In 1999, the NIH Workshop held in Bethesda recommended that DHA + EPA (combined) for adults should represent 0.3% of daily energy with at least one-third of the mixture being DHA and one-third being EPA. If the recommendation is applied to young children consuming 1300 kcal/day (ages 2-3 yrs.) or 1800 kcal/day (ages 4-6 yrs.), the corresponding target intakes of DHA plus EPA (combined), DHA, and EPA would be at least 433, 145, and 145 mg, respectively, per day and 600, 200, and 200mg, respectively for the older children. For extrapolation to children ages 7 yrs. and over, who have daily energy intakes similar to adults, the corresponding estimated targets would be 650, 220, and 220 mg/day, respectively.

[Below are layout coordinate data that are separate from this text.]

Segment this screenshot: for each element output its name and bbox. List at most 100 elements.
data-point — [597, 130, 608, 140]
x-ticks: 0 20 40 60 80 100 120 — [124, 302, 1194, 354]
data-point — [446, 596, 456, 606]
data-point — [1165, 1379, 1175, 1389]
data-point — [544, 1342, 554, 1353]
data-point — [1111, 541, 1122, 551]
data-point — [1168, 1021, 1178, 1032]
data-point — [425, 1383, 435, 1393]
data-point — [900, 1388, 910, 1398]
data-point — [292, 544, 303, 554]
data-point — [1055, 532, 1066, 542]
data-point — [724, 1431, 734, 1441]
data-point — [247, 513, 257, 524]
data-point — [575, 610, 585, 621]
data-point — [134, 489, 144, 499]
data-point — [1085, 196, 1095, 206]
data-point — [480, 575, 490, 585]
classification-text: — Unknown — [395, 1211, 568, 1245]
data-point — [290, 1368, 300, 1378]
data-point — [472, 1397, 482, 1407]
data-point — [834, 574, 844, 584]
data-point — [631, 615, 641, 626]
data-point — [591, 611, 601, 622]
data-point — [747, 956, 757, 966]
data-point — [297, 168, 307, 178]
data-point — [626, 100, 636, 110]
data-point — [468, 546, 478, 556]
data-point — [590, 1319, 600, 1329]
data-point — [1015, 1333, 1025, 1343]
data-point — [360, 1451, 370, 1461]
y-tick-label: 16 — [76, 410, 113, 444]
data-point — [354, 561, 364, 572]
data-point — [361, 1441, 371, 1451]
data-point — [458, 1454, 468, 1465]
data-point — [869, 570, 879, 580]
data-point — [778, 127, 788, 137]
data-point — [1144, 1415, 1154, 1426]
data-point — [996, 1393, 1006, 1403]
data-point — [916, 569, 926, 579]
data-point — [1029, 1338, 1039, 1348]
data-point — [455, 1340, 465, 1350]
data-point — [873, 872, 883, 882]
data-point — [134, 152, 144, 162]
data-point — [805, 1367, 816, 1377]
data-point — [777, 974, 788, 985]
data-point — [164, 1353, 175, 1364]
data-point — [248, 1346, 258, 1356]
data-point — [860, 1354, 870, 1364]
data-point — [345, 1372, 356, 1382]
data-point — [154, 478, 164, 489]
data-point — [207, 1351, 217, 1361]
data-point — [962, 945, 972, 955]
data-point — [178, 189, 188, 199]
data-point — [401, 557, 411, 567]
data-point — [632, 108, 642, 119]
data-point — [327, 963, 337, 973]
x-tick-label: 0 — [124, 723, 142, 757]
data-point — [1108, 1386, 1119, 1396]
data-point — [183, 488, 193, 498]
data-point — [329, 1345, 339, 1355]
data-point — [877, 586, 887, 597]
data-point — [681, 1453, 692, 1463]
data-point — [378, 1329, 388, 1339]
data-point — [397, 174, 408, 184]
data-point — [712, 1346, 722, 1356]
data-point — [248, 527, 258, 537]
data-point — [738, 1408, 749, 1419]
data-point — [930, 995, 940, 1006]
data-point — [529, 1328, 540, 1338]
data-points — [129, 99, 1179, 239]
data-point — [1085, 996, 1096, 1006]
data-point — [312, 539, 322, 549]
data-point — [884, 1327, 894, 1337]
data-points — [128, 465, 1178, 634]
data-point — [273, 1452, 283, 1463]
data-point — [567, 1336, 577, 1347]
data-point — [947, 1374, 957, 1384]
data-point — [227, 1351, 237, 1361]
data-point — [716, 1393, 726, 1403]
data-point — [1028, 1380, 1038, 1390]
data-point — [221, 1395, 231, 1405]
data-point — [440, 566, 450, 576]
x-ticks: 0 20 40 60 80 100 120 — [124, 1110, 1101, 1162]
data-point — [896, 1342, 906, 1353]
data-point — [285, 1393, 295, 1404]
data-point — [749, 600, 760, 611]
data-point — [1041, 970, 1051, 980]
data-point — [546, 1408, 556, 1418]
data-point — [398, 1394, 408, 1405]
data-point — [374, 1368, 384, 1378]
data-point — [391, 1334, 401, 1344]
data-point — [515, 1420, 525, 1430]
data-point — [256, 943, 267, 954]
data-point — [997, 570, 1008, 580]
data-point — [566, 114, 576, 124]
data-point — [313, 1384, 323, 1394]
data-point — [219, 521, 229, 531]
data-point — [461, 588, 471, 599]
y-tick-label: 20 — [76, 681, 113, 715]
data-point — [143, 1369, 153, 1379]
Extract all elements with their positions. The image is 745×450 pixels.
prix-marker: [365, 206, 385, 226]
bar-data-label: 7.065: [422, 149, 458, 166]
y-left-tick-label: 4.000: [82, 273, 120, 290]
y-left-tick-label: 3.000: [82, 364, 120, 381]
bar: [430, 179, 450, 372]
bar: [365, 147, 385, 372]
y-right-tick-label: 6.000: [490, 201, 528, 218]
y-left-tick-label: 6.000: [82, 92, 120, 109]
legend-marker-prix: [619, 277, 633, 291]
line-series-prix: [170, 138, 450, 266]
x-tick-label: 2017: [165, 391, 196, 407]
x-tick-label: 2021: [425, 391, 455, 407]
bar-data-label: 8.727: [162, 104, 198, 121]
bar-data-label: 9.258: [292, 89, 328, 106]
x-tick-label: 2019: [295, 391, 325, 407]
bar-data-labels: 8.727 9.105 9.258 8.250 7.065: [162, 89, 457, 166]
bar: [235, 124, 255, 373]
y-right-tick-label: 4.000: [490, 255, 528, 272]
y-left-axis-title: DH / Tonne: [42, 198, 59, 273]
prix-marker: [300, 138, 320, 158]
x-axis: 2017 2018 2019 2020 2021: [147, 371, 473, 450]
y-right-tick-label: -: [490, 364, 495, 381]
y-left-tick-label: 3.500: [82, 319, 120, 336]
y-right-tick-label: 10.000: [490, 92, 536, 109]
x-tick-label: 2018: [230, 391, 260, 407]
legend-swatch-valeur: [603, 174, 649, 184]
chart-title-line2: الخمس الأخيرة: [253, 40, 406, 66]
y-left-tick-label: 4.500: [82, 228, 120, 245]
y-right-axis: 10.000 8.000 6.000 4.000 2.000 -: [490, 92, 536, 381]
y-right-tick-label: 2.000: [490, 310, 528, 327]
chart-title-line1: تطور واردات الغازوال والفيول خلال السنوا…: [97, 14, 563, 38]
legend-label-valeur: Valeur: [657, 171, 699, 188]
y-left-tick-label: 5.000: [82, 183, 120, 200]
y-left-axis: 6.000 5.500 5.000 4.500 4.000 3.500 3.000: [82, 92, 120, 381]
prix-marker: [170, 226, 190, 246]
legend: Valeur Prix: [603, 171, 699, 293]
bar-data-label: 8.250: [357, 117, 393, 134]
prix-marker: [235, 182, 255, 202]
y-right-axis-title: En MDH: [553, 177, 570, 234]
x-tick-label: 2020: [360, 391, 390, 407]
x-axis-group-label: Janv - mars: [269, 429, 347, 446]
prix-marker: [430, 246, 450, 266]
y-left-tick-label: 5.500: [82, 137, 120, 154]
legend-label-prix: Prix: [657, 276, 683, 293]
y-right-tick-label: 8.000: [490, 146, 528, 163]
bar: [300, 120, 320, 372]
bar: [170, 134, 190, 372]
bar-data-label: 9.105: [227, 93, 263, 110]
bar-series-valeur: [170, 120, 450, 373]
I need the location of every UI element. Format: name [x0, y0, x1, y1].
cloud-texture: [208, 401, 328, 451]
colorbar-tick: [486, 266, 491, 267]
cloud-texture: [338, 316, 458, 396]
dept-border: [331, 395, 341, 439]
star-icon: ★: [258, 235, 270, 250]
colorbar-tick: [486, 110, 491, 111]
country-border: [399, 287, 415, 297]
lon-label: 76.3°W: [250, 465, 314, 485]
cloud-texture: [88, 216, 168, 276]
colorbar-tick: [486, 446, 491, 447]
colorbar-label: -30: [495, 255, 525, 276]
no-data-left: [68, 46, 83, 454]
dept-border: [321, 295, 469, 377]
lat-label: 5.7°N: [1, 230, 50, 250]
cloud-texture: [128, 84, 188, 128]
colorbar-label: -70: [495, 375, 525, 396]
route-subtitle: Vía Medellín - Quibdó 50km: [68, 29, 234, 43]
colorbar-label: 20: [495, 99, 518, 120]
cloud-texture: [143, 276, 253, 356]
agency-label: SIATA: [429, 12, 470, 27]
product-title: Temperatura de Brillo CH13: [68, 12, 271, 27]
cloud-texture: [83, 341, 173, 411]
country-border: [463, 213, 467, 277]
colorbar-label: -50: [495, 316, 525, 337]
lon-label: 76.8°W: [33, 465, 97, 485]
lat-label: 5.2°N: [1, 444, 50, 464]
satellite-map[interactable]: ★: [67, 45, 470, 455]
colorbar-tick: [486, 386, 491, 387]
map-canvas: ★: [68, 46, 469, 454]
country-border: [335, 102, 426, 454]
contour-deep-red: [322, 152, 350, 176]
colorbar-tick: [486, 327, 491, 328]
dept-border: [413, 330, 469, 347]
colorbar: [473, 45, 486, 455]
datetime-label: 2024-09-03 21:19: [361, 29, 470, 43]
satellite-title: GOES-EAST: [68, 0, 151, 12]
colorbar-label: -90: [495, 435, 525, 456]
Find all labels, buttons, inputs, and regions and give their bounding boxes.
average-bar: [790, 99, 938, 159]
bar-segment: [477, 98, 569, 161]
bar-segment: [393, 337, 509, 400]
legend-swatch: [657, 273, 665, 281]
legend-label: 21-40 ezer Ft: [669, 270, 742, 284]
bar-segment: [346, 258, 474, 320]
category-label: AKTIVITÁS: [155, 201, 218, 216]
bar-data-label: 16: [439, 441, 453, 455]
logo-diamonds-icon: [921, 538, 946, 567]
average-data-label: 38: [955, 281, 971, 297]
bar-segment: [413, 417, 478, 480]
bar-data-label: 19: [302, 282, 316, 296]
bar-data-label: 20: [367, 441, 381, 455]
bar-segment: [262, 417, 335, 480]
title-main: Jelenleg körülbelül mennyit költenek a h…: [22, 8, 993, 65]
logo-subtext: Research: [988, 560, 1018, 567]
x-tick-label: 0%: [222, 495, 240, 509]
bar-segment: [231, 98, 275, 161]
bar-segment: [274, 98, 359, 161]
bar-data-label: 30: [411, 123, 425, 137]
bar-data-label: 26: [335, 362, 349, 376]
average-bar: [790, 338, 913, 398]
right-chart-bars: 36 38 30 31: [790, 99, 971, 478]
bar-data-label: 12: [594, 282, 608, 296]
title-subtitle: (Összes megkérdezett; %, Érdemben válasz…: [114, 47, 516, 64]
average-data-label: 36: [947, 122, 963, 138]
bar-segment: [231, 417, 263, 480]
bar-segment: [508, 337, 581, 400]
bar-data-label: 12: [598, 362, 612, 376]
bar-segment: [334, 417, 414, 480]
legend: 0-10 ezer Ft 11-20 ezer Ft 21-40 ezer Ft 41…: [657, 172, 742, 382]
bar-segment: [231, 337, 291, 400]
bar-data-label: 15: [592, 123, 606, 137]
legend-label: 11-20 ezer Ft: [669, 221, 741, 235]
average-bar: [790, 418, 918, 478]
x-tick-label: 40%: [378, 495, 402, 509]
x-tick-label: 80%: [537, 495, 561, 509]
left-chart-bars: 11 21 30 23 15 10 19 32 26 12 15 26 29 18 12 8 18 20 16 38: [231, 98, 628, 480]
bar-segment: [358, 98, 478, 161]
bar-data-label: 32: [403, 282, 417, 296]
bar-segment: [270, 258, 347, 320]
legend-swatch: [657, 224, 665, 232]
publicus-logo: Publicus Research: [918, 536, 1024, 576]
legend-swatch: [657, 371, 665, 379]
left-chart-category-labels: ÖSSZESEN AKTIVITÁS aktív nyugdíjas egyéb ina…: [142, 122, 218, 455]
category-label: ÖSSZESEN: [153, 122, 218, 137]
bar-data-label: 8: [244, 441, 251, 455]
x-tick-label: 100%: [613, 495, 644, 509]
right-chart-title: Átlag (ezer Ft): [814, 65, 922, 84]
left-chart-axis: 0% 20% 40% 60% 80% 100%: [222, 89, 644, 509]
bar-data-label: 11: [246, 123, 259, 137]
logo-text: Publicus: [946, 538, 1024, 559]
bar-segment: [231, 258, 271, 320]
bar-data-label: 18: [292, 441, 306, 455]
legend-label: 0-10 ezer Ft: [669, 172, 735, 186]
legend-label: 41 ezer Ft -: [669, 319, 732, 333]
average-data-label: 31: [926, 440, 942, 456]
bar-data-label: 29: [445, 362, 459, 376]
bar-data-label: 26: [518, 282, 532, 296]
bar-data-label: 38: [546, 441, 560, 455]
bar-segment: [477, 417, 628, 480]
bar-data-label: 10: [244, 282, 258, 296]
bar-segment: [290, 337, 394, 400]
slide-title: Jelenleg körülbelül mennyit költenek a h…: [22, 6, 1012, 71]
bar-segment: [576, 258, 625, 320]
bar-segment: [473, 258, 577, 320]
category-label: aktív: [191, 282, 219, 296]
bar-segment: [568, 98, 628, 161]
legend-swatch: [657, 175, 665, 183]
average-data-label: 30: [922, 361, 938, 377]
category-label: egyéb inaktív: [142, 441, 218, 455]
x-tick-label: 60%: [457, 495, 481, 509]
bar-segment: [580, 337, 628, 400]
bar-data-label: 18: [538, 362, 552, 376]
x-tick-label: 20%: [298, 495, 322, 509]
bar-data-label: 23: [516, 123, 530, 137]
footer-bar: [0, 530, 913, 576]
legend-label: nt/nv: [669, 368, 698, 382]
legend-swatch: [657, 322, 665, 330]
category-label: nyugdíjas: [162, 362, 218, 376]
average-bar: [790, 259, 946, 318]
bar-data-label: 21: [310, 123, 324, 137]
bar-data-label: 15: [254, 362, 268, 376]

A few studies have appeared in the literature evaluating the potential effects of supplementation with omega-3 fatty acid as DHA plus EPA in children with dyslexia or ADHD (attention-deficit/hyperactivity disorder). Although children with ADHD have been shown to have low blood levels (both plasma and erythrocyte) of DHA, studies using supplemental DHA/EPA (combined) or DHA alone have been mixed with some studies showing moderate benefit and others showing no significant effect. A Japanese study, choosing functional food sources of omega-3 fatty acid providing an average of 514 mg DHA plus 100 mg EPA per day over a two month period in children aged 6-12 yrs. with ADHD (not on medication) resulted in a significant reduction in aggression when compared to the control group. The effect of DHA/EPA-containing foods on hostility was more appreciated by parents than by teachers and the effect on physical aggression was more appreciated by teachers than by parents. The recently reported Oxford-Durham Study from the U.K. has had a major impact on consideration being given to the potential beneficial effects of increased intakes of DHA plus EPA on DCD/dyspraxia. In this randomized, controlled trial, 117 children (ages 5-12 yrs.) with DCD (developmental coordination disorder) were given a supplement providing 170 mg of DHA plus 558 mg of EPA for a 3 month period. It should be noted that DCD affects approximately 5% of school-aged children (including core deficits in motor function, difficulties in learning, behavior, and psychological adjustments that persist into adulthood). As compared to control (healthy) children, supplementation of the DCD children resulted in a net improvement (relative to controls) in reading age by 6 months, spelling age by 6 months, and also significant behavioral improvements (hyperactivity, inattention, anxious/shy behavior, cognitive problems, and restless-impulsive characteristics). An approximate 6 month 'catch up' in reading and spelling age was observed within 3 months of omega-3 supplementation.